The day before the album’s release, we’ve convened at a secluded ranch in the Santa Monica Mountains so she can decompress. She arrives in a black Bronco, and her publicist tells me I’ll be speaking to the “human half” of horsegiirL before she changes into her horsey get-up for photos. With the assistance of her plastic surgeon, Sita Messer, who gives her a quick ten-minute touch-up in the barn, she transforms.

HorsegiirL unreined

Humans reading this might mistake the “human” half for the “real” half. But the human and the horse are no more real than one another. As the horsegiirL project makes clear, to exaggerated drag-queen-and-wrestler effect, realness is a performance in itself. Fantasy and reality, human and horse. Within horsegiirL’s world, everything is one and the same.

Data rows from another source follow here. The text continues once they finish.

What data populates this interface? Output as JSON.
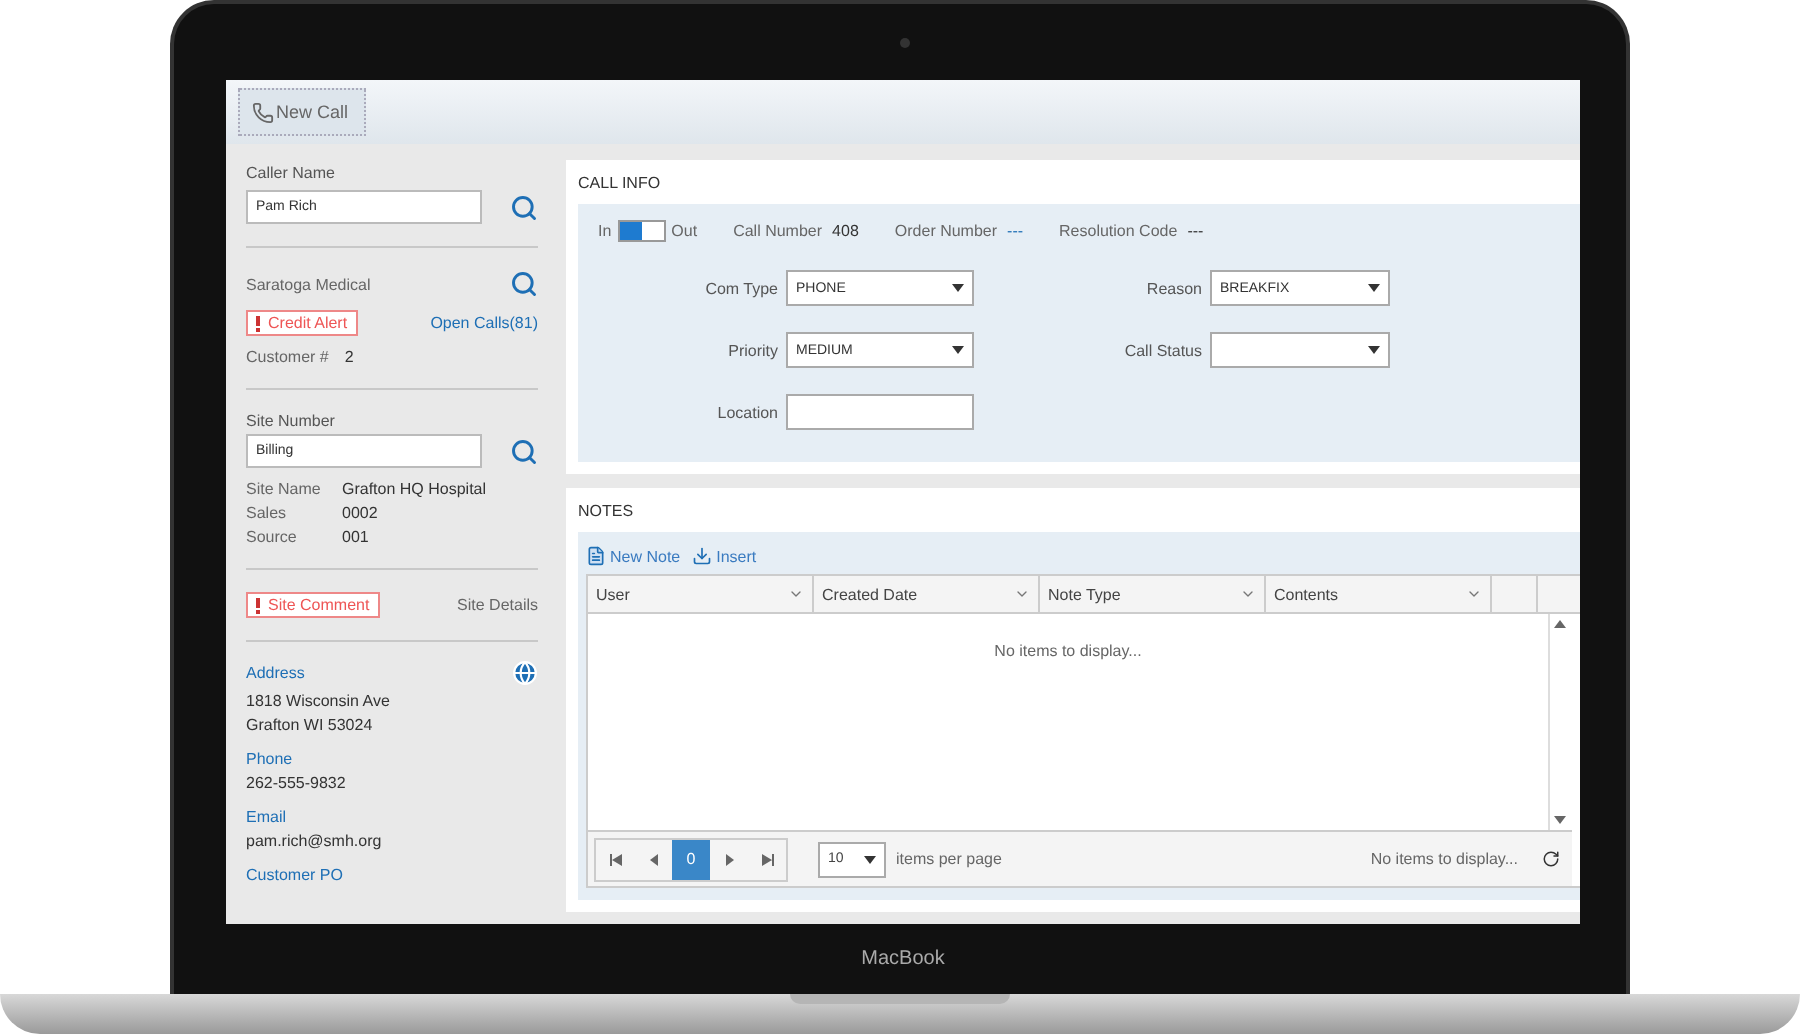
{
  "toolbar": {
    "new_call": "New Call"
  },
  "caller": {
    "label": "Caller Name",
    "value": "Pam Rich"
  },
  "customer": {
    "name": "Saratoga Medical",
    "alert": "Credit Alert",
    "open_calls": "Open Calls(81)",
    "number_label": "Customer #",
    "number": "2"
  },
  "site": {
    "label": "Site Number",
    "value": "Billing",
    "comment": "Site Comment",
    "details_link": "Site Details",
    "details": [
      {
        "label": "Site Name",
        "value": "Grafton HQ Hospital"
      },
      {
        "label": "Sales",
        "value": "0002"
      },
      {
        "label": "Source",
        "value": "001"
      }
    ]
  },
  "contact": [
    {
      "label": "Address",
      "lines": [
        "1818 Wisconsin Ave",
        "Grafton  WI  53024"
      ]
    },
    {
      "label": "Phone",
      "lines": [
        "262-555-9832"
      ]
    },
    {
      "label": "Email",
      "lines": [
        "pam.rich@smh.org"
      ]
    },
    {
      "label": "Customer PO"
    }
  ],
  "call_info": {
    "title": "CALL INFO",
    "toggle": {
      "left": "In",
      "right": "Out",
      "in_selected": true
    },
    "stats": [
      {
        "label": "Call Number",
        "value": "408",
        "kind": "plain"
      },
      {
        "label": "Order Number",
        "value": "---",
        "kind": "link"
      },
      {
        "label": "Resolution Code",
        "value": "---",
        "kind": "plain"
      }
    ],
    "fields": [
      {
        "label": "Com Type",
        "value": "PHONE",
        "kind": "select"
      },
      {
        "label": "Reason",
        "value": "BREAKFIX",
        "kind": "select"
      },
      {
        "label": "Priority",
        "value": "MEDIUM",
        "kind": "select"
      },
      {
        "label": "Call Status",
        "kind": "select"
      },
      {
        "label": "Location",
        "kind": "text"
      }
    ]
  },
  "notes": {
    "title": "NOTES",
    "actions": [
      {
        "label": "New Note",
        "kind": "new"
      },
      {
        "label": "Insert",
        "kind": "insert"
      }
    ],
    "columns": [
      "User",
      "Created Date",
      "Note Type",
      "Contents"
    ],
    "empty": "No items to display...",
    "pager": {
      "pages": [
        {
          "label": "0",
          "selected": true
        }
      ],
      "page_size": "10",
      "per_page_label": "items per page",
      "status": "No items to display..."
    }
  },
  "device": {
    "label": "MacBook"
  }
}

Nature Is Healing is about breaking these boundaries. It’s an ego-slipping record about returning to the pulse of the earth. On the album, the natural world is everywhere: burbling rivers, birdsong, dolphins, fungi, and frogs. There’s typical horsegiirL fare, too — gabber and hardstyle — but the album is also full of sincere, eco-spiritual anthems. “fun guy fungi” drifts into a jazzy, free-associative groove, and “take me to venus” harks back to ‘90s nu-age rave acts like The Orb and System 7 with its suntired, mallet-like synths. “Instinct takes me to the party [...] at the end, we’re all animals looking for some love,” she sings on it, the album’s philosophy summed up in one.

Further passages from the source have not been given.